Bu açıklama, İsrâil’in “Gideon’s Chariots II” adlı plânının resmî başlangıcı olarak görülüyor. Operasyonun amacı, Hamas’ı tamamen yok etmek, Gazze’yi demilitarize etmek ve “Hamas dışı bir sivil yönetim” kurmak olarak belirtiliyor. Netanyahu, harekâtın Gazze Şehri ve merkezî kampları (Nuseirat ve Bureij gibi bölgeler) kapsayacağını ifâde ederek, sivillerin güneydeki “güvenli bölgelere” (Khan Yunis civarı) tahliye edileceğini savundu.
Ancak B.M. ve yardım örgütleri, bu bölgelerin zaten aşırı kalabalık ve güvensiz olduğunu belirterek, tahliyenin uluslararası hukuka göre “zorla yerinden etme” anlamına gelebileceğini vurguluyor.
ARKA PLÂN: UZUN SÜREN ÇATIŞMANIN YENİ AŞAMASI
Gazze Savaşı, 7 Ekim 2023’te Hamas’ın İsrâil’e düzenlediği saldırıyla başladı. Bu saldırıda yaklaşık 1.200 İsrâilli öldü ve 251 kişi rehine alındı. İsrâil’in misillemesiyle başlayan çatışmalar, 2025 Eylül’üne kadar sürdü ve Gazze Sağlık Bakanlığı’na göre 60.000’den fazla Filistinli hayâtını kaybetti – bunların çoğu sivil.

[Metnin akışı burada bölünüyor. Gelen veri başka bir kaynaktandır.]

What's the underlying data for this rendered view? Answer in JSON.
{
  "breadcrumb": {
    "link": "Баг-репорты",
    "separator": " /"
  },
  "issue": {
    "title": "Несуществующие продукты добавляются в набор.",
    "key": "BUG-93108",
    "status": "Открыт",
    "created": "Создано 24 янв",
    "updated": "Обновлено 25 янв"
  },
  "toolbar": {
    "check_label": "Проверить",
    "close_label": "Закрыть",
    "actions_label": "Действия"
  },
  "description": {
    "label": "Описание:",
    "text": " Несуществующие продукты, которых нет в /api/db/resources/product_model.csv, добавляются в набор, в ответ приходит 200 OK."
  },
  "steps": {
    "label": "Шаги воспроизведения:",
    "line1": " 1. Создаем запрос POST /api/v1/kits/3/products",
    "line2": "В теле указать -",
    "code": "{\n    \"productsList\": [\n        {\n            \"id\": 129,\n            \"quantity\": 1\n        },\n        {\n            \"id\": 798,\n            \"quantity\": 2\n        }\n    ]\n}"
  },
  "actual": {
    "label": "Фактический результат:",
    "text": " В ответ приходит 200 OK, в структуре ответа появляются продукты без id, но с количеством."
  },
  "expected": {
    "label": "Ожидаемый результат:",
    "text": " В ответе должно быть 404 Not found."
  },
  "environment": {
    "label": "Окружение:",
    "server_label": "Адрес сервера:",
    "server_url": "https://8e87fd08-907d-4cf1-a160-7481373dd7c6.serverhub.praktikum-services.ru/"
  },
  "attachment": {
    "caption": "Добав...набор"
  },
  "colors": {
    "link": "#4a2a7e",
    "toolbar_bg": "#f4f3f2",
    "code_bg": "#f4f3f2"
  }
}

Ocak 2025’te kısmî bir ateşkes anlaşması sağlandı, ancak Hamas kalan rehinelerin (yaklaşık 50, 20’si hayatta) serbest bırakılması için pazarlık yapıyor. Ateşkes girişimleri başarısız kaldı; Netanyahu, Hamas’ın silahsızlanmayı reddetmesi nedeniyle harekâtı zorunlu kıldığını belirtiyor.
Mayıs 2025’te başlayan ilk “Gideon’s Chariots” operasyonu, Gazze’nin %75’ini İsrâil kontrolüne aldı, ancak Hamas’ı tam olarak yok edemedi. Ağustos ayında onaylanan plân, Gazze Şehri’ni ele geçirmeyi hedefliyor.
İsrâil Savunma Kuvvetleri (I.D.F.), 60.000 yedek askeri göreve çağırdı ve Gazze Şehri eteklerinde ön operasyonlar başlattı. Son 24 saatte Gazze’de en az 95 Filistinli öldü; Nasır Hastânesi gibi têsisler vuruldu, 20’den fazla kişi hayâtını kaybetti (beşi gazeteci). Gazze’deki hastâneler, yakıt ve ilaç kıtlığı nedeniyle çökme noktasında.
ULUSLARARASI TEPKİLER VE İNSÂNİ KRİZ
Netanyahu’nun açıklaması, uluslararası arenada sert eleştirilere yol açtı. Fransa Cumhurbaşkanı Emmanuel Macron, “Bu plân, bölgede sonsuz bir savaşa yol açacak bir felâket” dedi. Almanya, İsrâil’e Gazze’de kullanılabilecek silah ihracâtını durdurdu; İngiltere, İtalya, Avustralya ve Yeni Zelanda gibi ülkeler, “Sivil kayıplar ve açlık krizi daha da kötüleşecek” uyarısında bulundu.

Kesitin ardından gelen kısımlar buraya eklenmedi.